Organic SEO requires less ongoing maintenance, according Stacy Williams, and is less costly over time. Optimizing content provides some control over listing content via tags and page text. More importantly organic listings provide high levels of credibility and broad coverage on potentially every search engine worldwide.
Pay-per-click, she continued, can be implemented quickly, and turned on and off as promotions require. Better still, PPC provides tighter control over where listings appear and what they say, making it easy to test search terms, products offer and ad wording.
Williams cautioned that organic SEO requires changes to sites and patience while results build slowly, with no guarantee of what the results will be. Pay-per-click, on the other hand, is ignored by some searchers, and requires monitoring and adjusting constantly, while visibility is limited to pay-per-click engines and their partners.

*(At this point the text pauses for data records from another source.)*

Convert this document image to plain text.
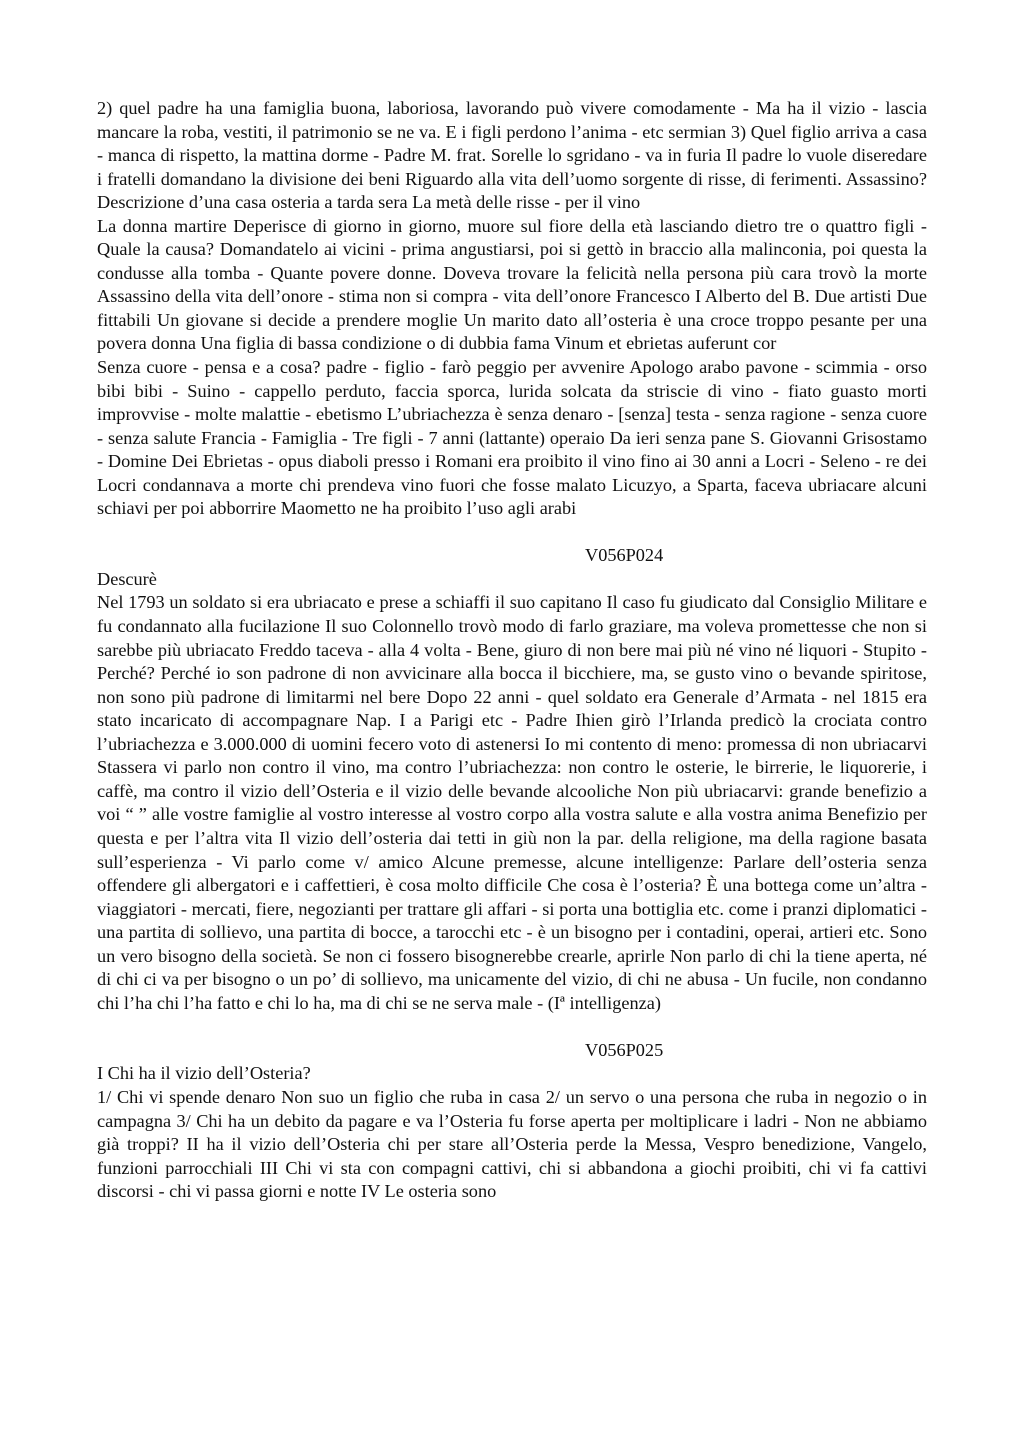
2) quel padre ha una famiglia buona, laboriosa, lavorando può vivere comodamente - Ma ha il vizio - lascia mancare la roba, vestiti, il patrimonio se ne va. E i figli perdono l’anima - etc sermian 3) Quel figlio arriva a casa - manca di rispetto, la mattina dorme - Padre M. frat. Sorelle lo sgridano - va in furia Il padre lo vuole diseredare i fratelli domandano la divisione dei beni Riguardo alla vita dell’uomo sorgente di risse, di ferimenti. Assassino? Descrizione d’una casa osteria a tarda sera La metà delle risse - per il vino

La donna martire Deperisce di giorno in giorno, muore sul fiore della età lasciando dietro tre o quattro figli - Quale la causa? Domandatelo ai vicini - prima angustiarsi, poi si gettò in braccio alla malinconia, poi questa la condusse alla tomba - Quante povere donne. Doveva trovare la felicità nella persona più cara trovò la morte Assassino della vita dell’onore - stima non si compra - vita dell’onore Francesco I Alberto del B. Due artisti Due fittabili Un giovane si decide a prendere moglie Un marito dato all’osteria è una croce troppo pesante per una povera donna Una figlia di bassa condizione o di dubbia fama Vinum et ebrietas auferunt cor

Senza cuore - pensa e a cosa? padre - figlio - farò peggio per avvenire Apologo arabo pavone - scimmia - orso bibi bibi - Suino - cappello perduto, faccia sporca, lurida solcata da striscie di vino - fiato guasto morti improvvise - molte malattie - ebetismo L’ubriachezza è senza denaro - [senza] testa - senza ragione - senza cuore - senza salute Francia - Famiglia - Tre figli - 7 anni (lattante) operaio Da ieri senza pane S. Giovanni Grisostamo - Domine Dei Ebrietas - opus diaboli presso i Romani era proibito il vino fino ai 30 anni a Locri - Seleno - re dei Locri condannava a morte chi prendeva vino fuori che fosse malato Licuzyo, a Sparta, faceva ubriacare alcuni schiavi per poi abborrire Maometto ne ha proibito l’uso agli arabi

V056P024

Descurè

Nel 1793 un soldato si era ubriacato e prese a schiaffi il suo capitano Il caso fu giudicato dal Consiglio Militare e fu condannato alla fucilazione Il suo Colonnello trovò modo di farlo graziare, ma voleva promettesse che non si sarebbe più ubriacato Freddo taceva - alla 4 volta - Bene, giuro di non bere mai più né vino né liquori - Stupito - Perché? Perché io son padrone di non avvicinare alla bocca il bicchiere, ma, se gusto vino o bevande spiritose, non sono più padrone di limitarmi nel bere Dopo 22 anni - quel soldato era Generale d’Armata - nel 1815 era stato incaricato di accompagnare Nap. I a Parigi etc - Padre Ihien girò l’Irlanda predicò la crociata contro l’ubriachezza e 3.000.000 di uomini fecero voto di astenersi Io mi contento di meno: promessa di non ubriacarvi Stassera vi parlo non contro il vino, ma contro l’ubriachezza: non contro le osterie, le birrerie, le liquorerie, i caffè, ma contro il vizio dell’Osteria e il vizio delle bevande alcooliche Non più ubriacarvi: grande benefizio a voi “ ” alle vostre famiglie al vostro interesse al vostro corpo alla vostra salute e alla vostra anima Benefizio per questa e per l’altra vita Il vizio dell’osteria dai tetti in giù non la par. della religione, ma della ragione basata sull’esperienza - Vi parlo come v/ amico Alcune premesse, alcune intelligenze: Parlare dell’osteria senza offendere gli albergatori e i caffettieri, è cosa molto difficile Che cosa è l’osteria? È una bottega come un’altra - viaggiatori - mercati, fiere, negozianti per trattare gli affari - si porta una bottiglia etc. come i pranzi diplomatici - una partita di sollievo, una partita di bocce, a tarocchi etc - è un bisogno per i contadini, operai, artieri etc. Sono un vero bisogno della società. Se non ci fossero bisognerebbe crearle, aprirle Non parlo di chi la tiene aperta, né di chi ci va per bisogno o un po’ di sollievo, ma unicamente del vizio, di chi ne abusa - Un fucile, non condanno chi l’ha chi l’ha fatto e chi lo ha, ma di chi se ne serva male - (Iª intelligenza)

V056P025

I Chi ha il vizio dell’Osteria?

1/ Chi vi spende denaro Non suo un figlio che ruba in casa 2/ un servo o una persona che ruba in negozio o in campagna 3/ Chi ha un debito da pagare e va l’Osteria fu forse aperta per moltiplicare i ladri - Non ne abbiamo già troppi? II ha il vizio dell’Osteria chi per stare all’Osteria perde la Messa, Vespro benedizione, Vangelo, funzioni parrocchiali III Chi vi sta con compagni cattivi, chi si abbandona a giochi proibiti, chi vi fa cattivi discorsi - chi vi passa giorni e notte IV Le osteria sono
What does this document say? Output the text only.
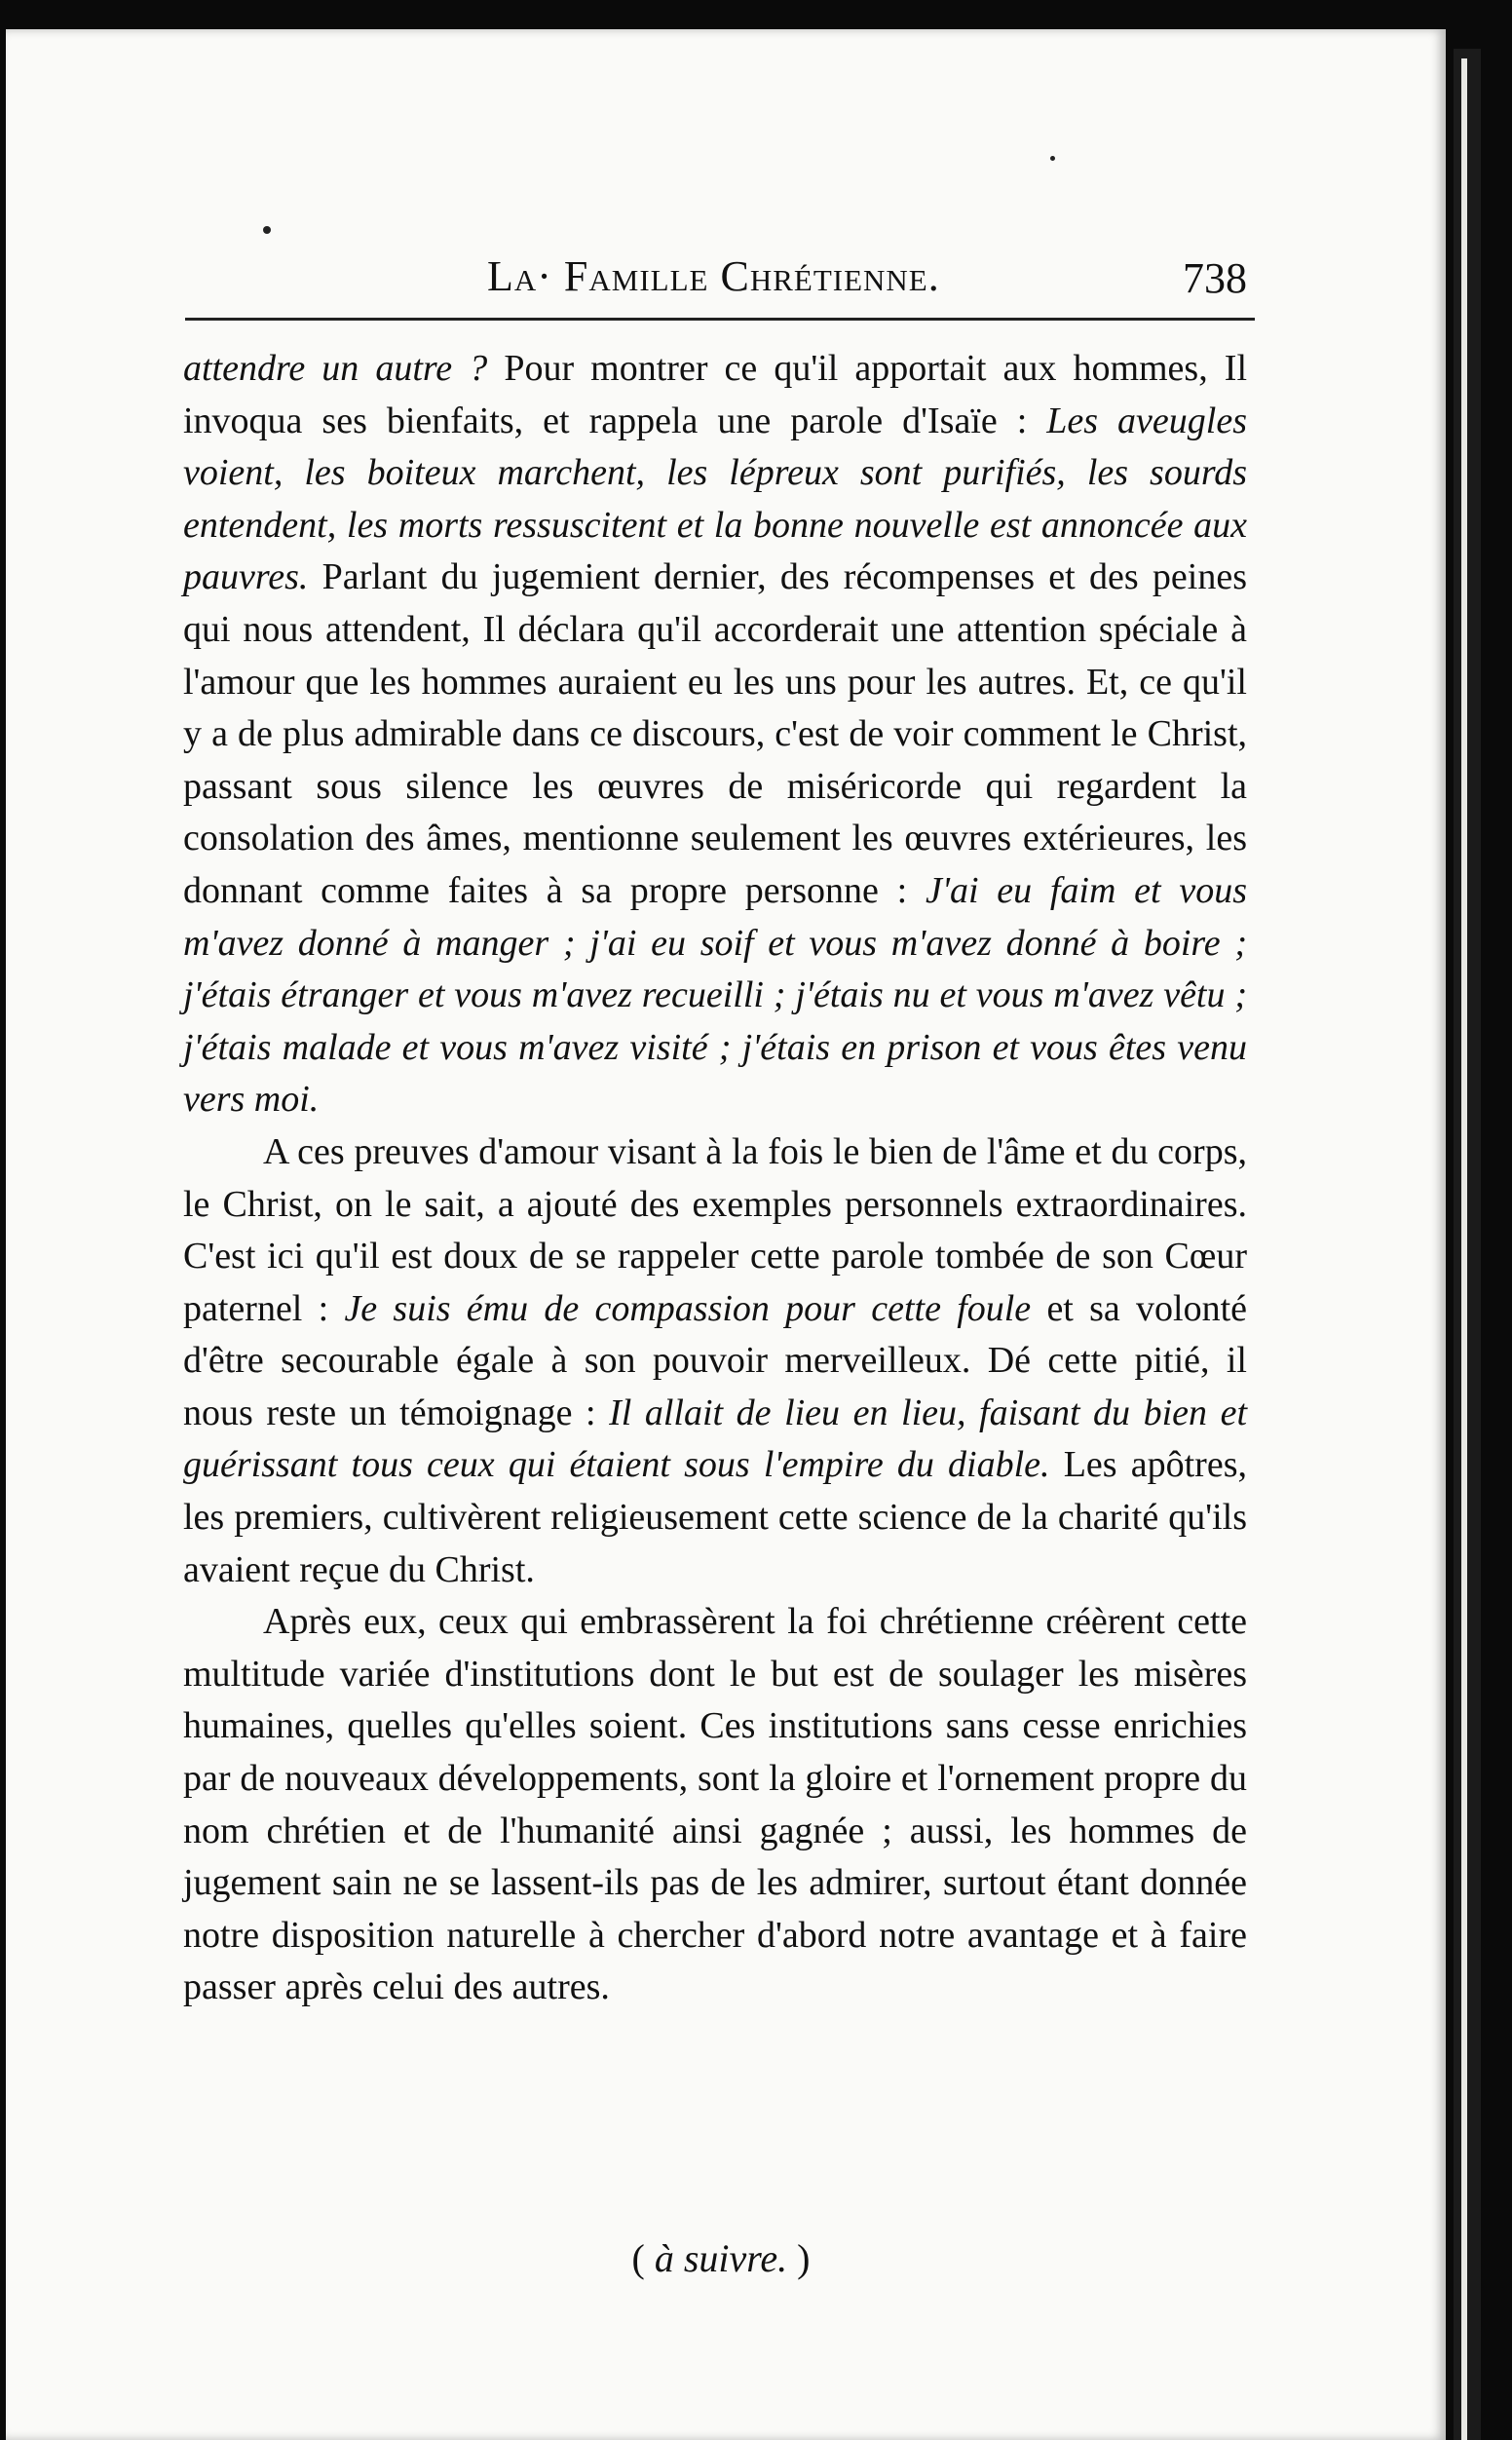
La· Famille Chrétienne.	738

attendre un autre ? Pour montrer ce qu'il apportait aux hommes, Il invoqua ses bienfaits, et rappela une parole d'Isaïe : Les aveugles voient, les boiteux marchent, les lépreux sont purifiés, les sourds entendent, les morts ressuscitent et la bonne nouvelle est annoncée aux pauvres. Parlant du jugemient dernier, des récompenses et des peines qui nous attendent, Il déclara qu'il accorderait une attention spéciale à l'amour que les hommes auraient eu les uns pour les autres. Et, ce qu'il y a de plus admirable dans ce discours, c'est de voir comment le Christ, passant sous silence les œuvres de miséricorde qui regardent la consolation des âmes, mentionne seulement les œuvres extérieures, les donnant comme faites à sa propre personne : J'ai eu faim et vous m'avez donné à manger ; j'ai eu soif et vous m'avez donné à boire ; j'étais étranger et vous m'avez recueilli ; j'étais nu et vous m'avez vêtu ; j'étais malade et vous m'avez visité ; j'étais en prison et vous êtes venu vers moi.

A ces preuves d'amour visant à la fois le bien de l'âme et du corps, le Christ, on le sait, a ajouté des exemples personnels extraordinaires. C'est ici qu'il est doux de se rappeler cette parole tombée de son Cœur paternel : Je suis ému de compassion pour cette foule et sa volonté d'être secourable égale à son pouvoir merveilleux. Dé cette pitié, il nous reste un témoignage : Il allait de lieu en lieu, faisant du bien et guérissant tous ceux qui étaient sous l'empire du diable. Les apôtres, les premiers, cultivèrent religieusement cette science de la charité qu'ils avaient reçue du Christ.

Après eux, ceux qui embrassèrent la foi chrétienne créèrent cette multitude variée d'institutions dont le but est de soulager les misères humaines, quelles qu'elles soient. Ces institutions sans cesse enrichies par de nouveaux développements, sont la gloire et l'ornement propre du nom chrétien et de l'humanité ainsi gagnée ; aussi, les hommes de jugement sain ne se lassent-ils pas de les admirer, surtout étant donnée notre disposition naturelle à chercher d'abord notre avantage et à faire passer après celui des autres.

( à suivre. )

Daily cost increases in many cases have doubled in a year, according to Dave Williams. These price increases are the principal risk of relying strictly on a PPC strategy. Bidding wars for competitive terms and costs that add up over time can make paid listings expensive, added Stacy Williams (who is, incidentally, not related to Dave).
Use PPC to target keywords with no competition. "It's dirt cheap," said Stacy Williams. "Try it for a month and see."
"Search engines are often used for navigation," added moderator Danny Sullivan. "Name recognition is useful."
"Different people respond to different kinds search results," said Jarboe, quoting Ziff-David on special interest users who read ads as carefully as editorial.
Forecasting the effect of Yahoo's acquisition of Inktomi late last year, panelists advised to focus on Inktomi now to prepare for a "wholesale switch from Google" at Yahoo.
Anne Kennedy is managing partner of search engine marketing firm Beyond Ink and publisher of industry digest SEONews.net.